Dans la carrière prolifique du réalisateur italien Umberto Lenzi, Spasmo ne fait pas figure d’œuvre majeure, au sens où le cinéaste s’est distingué de manière plus évidente avec ses autres gialli comme Une folle envie d’aimer (1969), Si douces, si perverses (1969) et Paranoïa (1970), puis Meurtre par intérim (1971), Le Tueur à l’orchidée (1972), Le Couteau de glace (1972) et Chats rouges dans un labyrinthe de verre (1975). Un véritable spécialiste du genre, qui n’a pas signé les meilleurs représentants du giallo mais y a œuvré avec passion et générosité, à l’image de l’artisan du bis qu’il était. Spasmo, donc, est un film un peu à part dans la longue tradition du giallo, voire même au sein de ses représentants signés Lenzi, puisque le réalisateur reconnaît avoir voulu contourner les codes qu’il avait lui-même utilisé et démocratisé, au même titre que Dario Argento. Un cinéma en réaction qui, d’emblée, et tout jugement qualitatif mis de côté, propose donc une démarche digne d’intérêt. En fait de giallo, Spasmo s’inscrit davantage dans la case du thriller à machination.

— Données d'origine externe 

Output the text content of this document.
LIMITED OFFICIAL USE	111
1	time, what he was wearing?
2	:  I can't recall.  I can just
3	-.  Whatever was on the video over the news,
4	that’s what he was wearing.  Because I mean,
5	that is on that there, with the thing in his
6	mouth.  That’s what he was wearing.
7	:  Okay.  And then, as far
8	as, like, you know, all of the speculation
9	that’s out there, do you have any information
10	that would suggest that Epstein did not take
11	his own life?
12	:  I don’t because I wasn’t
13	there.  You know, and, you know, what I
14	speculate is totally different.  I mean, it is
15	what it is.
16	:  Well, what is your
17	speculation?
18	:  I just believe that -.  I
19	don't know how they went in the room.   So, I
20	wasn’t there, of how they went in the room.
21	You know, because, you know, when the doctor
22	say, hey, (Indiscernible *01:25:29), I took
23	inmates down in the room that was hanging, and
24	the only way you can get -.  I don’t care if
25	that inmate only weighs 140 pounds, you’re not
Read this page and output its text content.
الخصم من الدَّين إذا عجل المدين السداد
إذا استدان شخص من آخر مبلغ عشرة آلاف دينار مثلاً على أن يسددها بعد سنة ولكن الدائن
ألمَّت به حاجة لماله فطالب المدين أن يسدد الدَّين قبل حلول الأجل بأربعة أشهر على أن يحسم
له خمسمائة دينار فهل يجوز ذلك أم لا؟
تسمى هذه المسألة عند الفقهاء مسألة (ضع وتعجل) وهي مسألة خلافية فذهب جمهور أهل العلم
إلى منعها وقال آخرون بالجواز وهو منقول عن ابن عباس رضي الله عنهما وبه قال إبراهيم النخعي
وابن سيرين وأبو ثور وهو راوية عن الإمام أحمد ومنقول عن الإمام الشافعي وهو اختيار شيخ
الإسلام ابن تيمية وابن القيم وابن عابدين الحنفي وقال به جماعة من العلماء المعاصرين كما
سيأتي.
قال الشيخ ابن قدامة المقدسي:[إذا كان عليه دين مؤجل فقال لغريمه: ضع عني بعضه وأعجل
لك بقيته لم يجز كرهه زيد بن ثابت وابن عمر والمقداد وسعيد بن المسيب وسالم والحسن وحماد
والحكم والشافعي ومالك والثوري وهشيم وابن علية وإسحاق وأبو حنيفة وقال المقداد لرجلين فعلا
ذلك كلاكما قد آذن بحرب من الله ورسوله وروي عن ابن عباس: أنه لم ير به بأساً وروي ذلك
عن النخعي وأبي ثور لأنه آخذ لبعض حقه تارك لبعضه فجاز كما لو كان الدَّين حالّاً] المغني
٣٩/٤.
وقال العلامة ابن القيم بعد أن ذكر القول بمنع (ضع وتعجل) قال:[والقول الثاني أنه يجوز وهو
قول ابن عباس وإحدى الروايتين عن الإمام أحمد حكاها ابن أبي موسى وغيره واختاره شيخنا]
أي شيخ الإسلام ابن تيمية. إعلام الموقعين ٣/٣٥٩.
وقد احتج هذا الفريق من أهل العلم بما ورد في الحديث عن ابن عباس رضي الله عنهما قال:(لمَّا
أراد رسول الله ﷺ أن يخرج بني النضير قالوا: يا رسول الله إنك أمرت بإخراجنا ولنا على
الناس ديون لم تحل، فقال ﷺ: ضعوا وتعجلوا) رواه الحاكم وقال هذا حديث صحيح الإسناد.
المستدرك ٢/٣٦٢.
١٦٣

La figure de l’assassin mystérieux aux mains gantées n’est pas de mise ici, pas plus que l’incontournable série de meurtres. Ou tout du moins, les rares mises à mort à l’écran n’en sont pas à proprement parler (dans un premier temps) et apparaissent très rapidement comme des faux semblants, des manipulations, car dans Spasmo, les apparences se révèlent trompeuses. Dès lors, on ne peut pas parler non plus de montée de suspense, mais plutôt d’un engrenage infernal dans lequel le héros, Christian, personnage qui ne déborde pas de sympathie, trahi par sa fougue de séducteur, se retrouve aspiré dans une spirale d’événements et de situations incontrôlables visant clairement à lui nuire.

Sombre machination
Qui dit sombre machination, dit scénario machiavélique. Umberto Lenzi et Massimo Franciosa (collaborateur de Luchino Visconti) s’amusent à pervertir la grille de lecture du giallo en le délestant des ses composantes sanglante et sexuelle (ou tout au moins de les contourner), pour aborder le thriller sous un aspect “plus psychologique”, selon les termes de Lenzi. L’idée étant de remettre en question le bien-fondé de ce que vit le héros : est-il paranoïaque ou manipulé ? Un choix intéressant qui, malheureusement, peine à se concrétiser à l’écran. Trop tortueuses et manipulatrices (autant pour le héros que pour le spectateur), l’intrigue et l’enquête menée par Christian pour découvrir la vérité, abusent des raccourcis et autres trous narratifs béants, poussant la suspension d’incrédulité du spectateur dans ses retranchements. Difficile d’y croire lorsque les personnages vont et viennent d’une séquence à l’autre sans réelle cohérence, que certaines situations tournent à l’invraisemblable. A trop vouloir jouer avec le spectateur, à vouloir le perdre dans un labyrinthe scénaristique retors, Lenzi accouche d’un film trop elliptique aux bases pas suffisamment solides, alors qu’une telle entreprise de manipulation et de retournements de situations se doit d’être fignolée dans ses moindres recoins pour espérer fonctionner. Comme souvent dans le ciné Bis italien, l’interprétation est également à l’avenant, et la réalisation de Lenzi, moins tape-à-l’oeil que dans d’autres films, se révèle plutôt fadasse. Et ce, en dépit de quelques scènes pourtant très inspirées, d’idées déviantes et mortifères : les mannequins jalonnant le film, jusque dans une conclusion glaçante, qui évoquent autant Six Femmes pour l’assassin de Mario Bava (1964) que Maniac de William Lustig (qui sortira six ans plus tard). En comparaison, ce Spasmo est de la petite œuvre d’artisan du bis, volontaire mais à la concrétisation trop limitée pour convaincre.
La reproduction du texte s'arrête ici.